Betroffene kommen zu Wort
Da ist etwa die Geschichte von Sarah, die als junge Mutter plötzlich bettlägerig wird und nicht weiß, warum. Oder Philipp, der nach einer Virusinfektion seinen Beruf als Lehrer aufgeben muss und sich in einem kafkaesken Kampf mit Gutachtern und Behörden wiederfindet. Es sind diese Stimmen, die dem „Monster“ Gesicht und Stimme verleihen – und dem Leser eine Ahnung davon, wie tief der Abgrund ist, in den man fallen kann, wenn die eigene Erkrankung nicht gesehen wird.
Ein großes Thema: Gaslightning
Ein zentrales Thema ist auch die medizinische Gaslighting-Erfahrung, von der viele Betroffene berichten – das systematische Abtun körperlicher Beschwerden als „psychosomatisch“, das Verharmlosen, das Pathologisieren von Selbstfürsorge. Wer wissen will, wie sich epistemische Gewalt anfühlt, findet in diesem Buch mehr als genug Anschauungsmaterial. Und auch wenn es nie polemisch wird – die Kritik an der medizinischen und politischen Untätigkeit ist deutlich.
Auf Amazon schreiben einige Leser:innen, sie hätten das Buch ihren Ärzt:innen geschenkt – als letzte Hoffnung, endlich ernst genommen zu werden. Andere erzählen, wie sehr sie sich in den Fallbeispielen wiedererkannt haben.

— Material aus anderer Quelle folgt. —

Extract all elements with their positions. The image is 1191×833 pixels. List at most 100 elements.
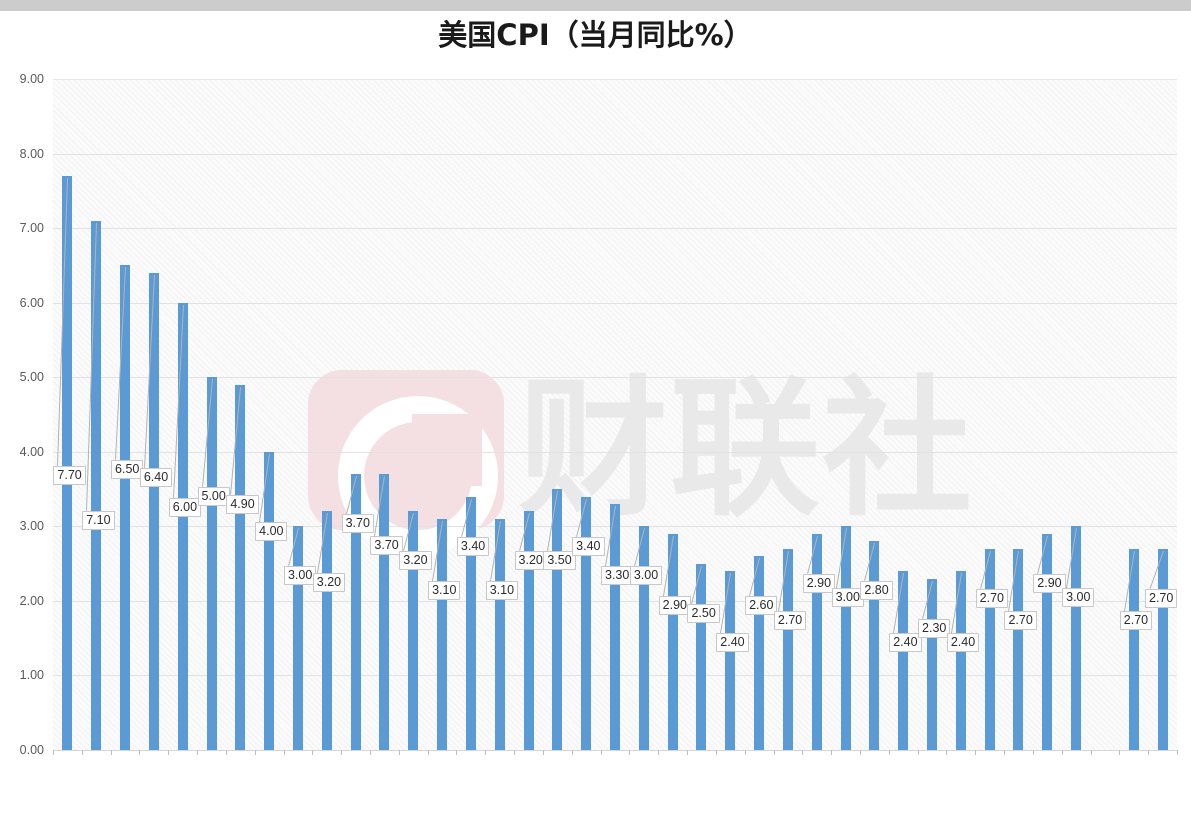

Ein Buch, das konfrontiert
Natürlich ist Das Monster danach kein Buch, das man mal eben durchliest wie einen Krimi. Es fordert. Aber es gibt auch Hoffnung – nicht im Sinne falscher Versprechungen, sondern durch das Wissen, nicht allein zu sein. Durch konkrete Hinweise auf Therapien, Ansprechpartner:innen, rechtliche Unterstützung. Und durch das stille Versprechen, dass Aufklärung möglich ist, wenn man nur endlich zuhört.